Dr. Laskowitz has remained active in both laboratory-based and clinical research. He received his M.D. from Duke University School of Medicine in 2001, neurology residency training at the University of Pennsylvania, and his master of health science in clinical research in 2003. He attends on the stroke service and the Neurosciences Intensive Care Unit, and his perspective on drug development is shaped by the compelling unmet needs in the care of patients with acute and chronic brain injury. His research focus is on the role of genetic influences on neuroinflammatory responses, secondary neuronal injury and recovery from brain injury. Many of these cellular processes are common to both acute brain injury and chronic neurodegenerative disease, and preclinical results are translated to clinically relevant small animal models, with the ultimate goal of exploring new therapeutic interventions in the clinical setting of cerebrovascular disease, closed head injury and post-traumatic neurodegeneration.

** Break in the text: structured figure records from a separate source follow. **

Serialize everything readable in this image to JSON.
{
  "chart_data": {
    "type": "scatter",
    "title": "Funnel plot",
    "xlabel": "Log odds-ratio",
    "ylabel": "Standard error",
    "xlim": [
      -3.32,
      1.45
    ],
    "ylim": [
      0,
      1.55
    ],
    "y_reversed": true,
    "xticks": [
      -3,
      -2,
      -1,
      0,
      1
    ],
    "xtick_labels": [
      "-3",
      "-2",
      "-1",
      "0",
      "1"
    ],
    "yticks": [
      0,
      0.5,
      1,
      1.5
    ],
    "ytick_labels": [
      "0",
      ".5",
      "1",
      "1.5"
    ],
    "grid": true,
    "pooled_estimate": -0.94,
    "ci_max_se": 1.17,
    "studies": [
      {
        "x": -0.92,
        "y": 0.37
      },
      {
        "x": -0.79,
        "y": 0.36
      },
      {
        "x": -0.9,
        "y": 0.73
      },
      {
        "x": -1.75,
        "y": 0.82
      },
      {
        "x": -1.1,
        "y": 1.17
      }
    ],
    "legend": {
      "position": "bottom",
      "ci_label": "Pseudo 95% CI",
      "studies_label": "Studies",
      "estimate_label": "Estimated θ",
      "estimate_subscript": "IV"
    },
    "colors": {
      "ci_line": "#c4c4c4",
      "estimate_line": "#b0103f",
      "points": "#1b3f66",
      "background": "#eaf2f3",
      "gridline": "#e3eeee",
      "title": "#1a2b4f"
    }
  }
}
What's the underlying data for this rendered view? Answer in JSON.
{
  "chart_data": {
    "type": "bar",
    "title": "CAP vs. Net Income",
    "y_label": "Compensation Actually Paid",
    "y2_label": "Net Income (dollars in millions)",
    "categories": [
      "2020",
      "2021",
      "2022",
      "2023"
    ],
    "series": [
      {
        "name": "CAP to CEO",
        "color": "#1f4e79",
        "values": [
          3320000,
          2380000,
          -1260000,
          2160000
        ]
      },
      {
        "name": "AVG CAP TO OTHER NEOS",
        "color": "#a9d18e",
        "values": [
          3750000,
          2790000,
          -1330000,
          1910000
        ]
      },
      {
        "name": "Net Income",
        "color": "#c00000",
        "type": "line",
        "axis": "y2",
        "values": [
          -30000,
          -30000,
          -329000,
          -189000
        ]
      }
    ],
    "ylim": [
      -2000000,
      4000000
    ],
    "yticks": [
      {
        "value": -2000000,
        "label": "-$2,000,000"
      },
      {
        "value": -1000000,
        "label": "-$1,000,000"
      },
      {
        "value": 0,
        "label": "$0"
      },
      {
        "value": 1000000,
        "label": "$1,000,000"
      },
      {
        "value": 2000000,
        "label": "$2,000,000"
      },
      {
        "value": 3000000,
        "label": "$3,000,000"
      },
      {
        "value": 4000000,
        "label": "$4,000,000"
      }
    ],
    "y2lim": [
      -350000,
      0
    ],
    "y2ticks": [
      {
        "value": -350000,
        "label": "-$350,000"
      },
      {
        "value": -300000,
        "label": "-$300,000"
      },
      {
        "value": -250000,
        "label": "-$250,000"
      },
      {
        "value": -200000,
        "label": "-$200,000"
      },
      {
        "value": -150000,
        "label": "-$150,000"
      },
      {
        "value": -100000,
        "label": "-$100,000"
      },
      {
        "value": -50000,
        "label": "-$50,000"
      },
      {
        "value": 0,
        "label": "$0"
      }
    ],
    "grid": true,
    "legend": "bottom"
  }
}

Dr. Laskowitz has been involved with several translational trials evaluating new therapies in stroke and acute brain injury. His translational research also focuses on the use of biomarkers, both to investigate cellular mechanisms of post-traumatic neurodegeneration and to provide diagnostic and clinical information in the setting of ischemic and traumatic brain injury. He is a fellow of the American Heart Association and American Neurological Association, and has authored and co-authored more than 150 peer-reviewed articles.

Funded Research

Project Description Researchers Funding
The APOE Mimetic Therapeutic Peptide CN-105 Attenuates AD Pathology and Improves Functional Outcomes in a Murine Model of Alzheimer’s Disease

Increasing evidence suggests that brain inflammation plays an important role in mediating progression of Alzheimer’s disease (AD). In particular, it has been established that apolipoprotein E (APOE) plays a critical role in mediating neuroinflammation and disease pathology. We have developed specific APOE-based peptides that are rationally derived from the receptor-binding region of this protein, and we have demonstrated that these compounds are well tolerated, cross the blood-brain barrier, and reduce brain inflammation in preclinical models of AD and acute brain injury.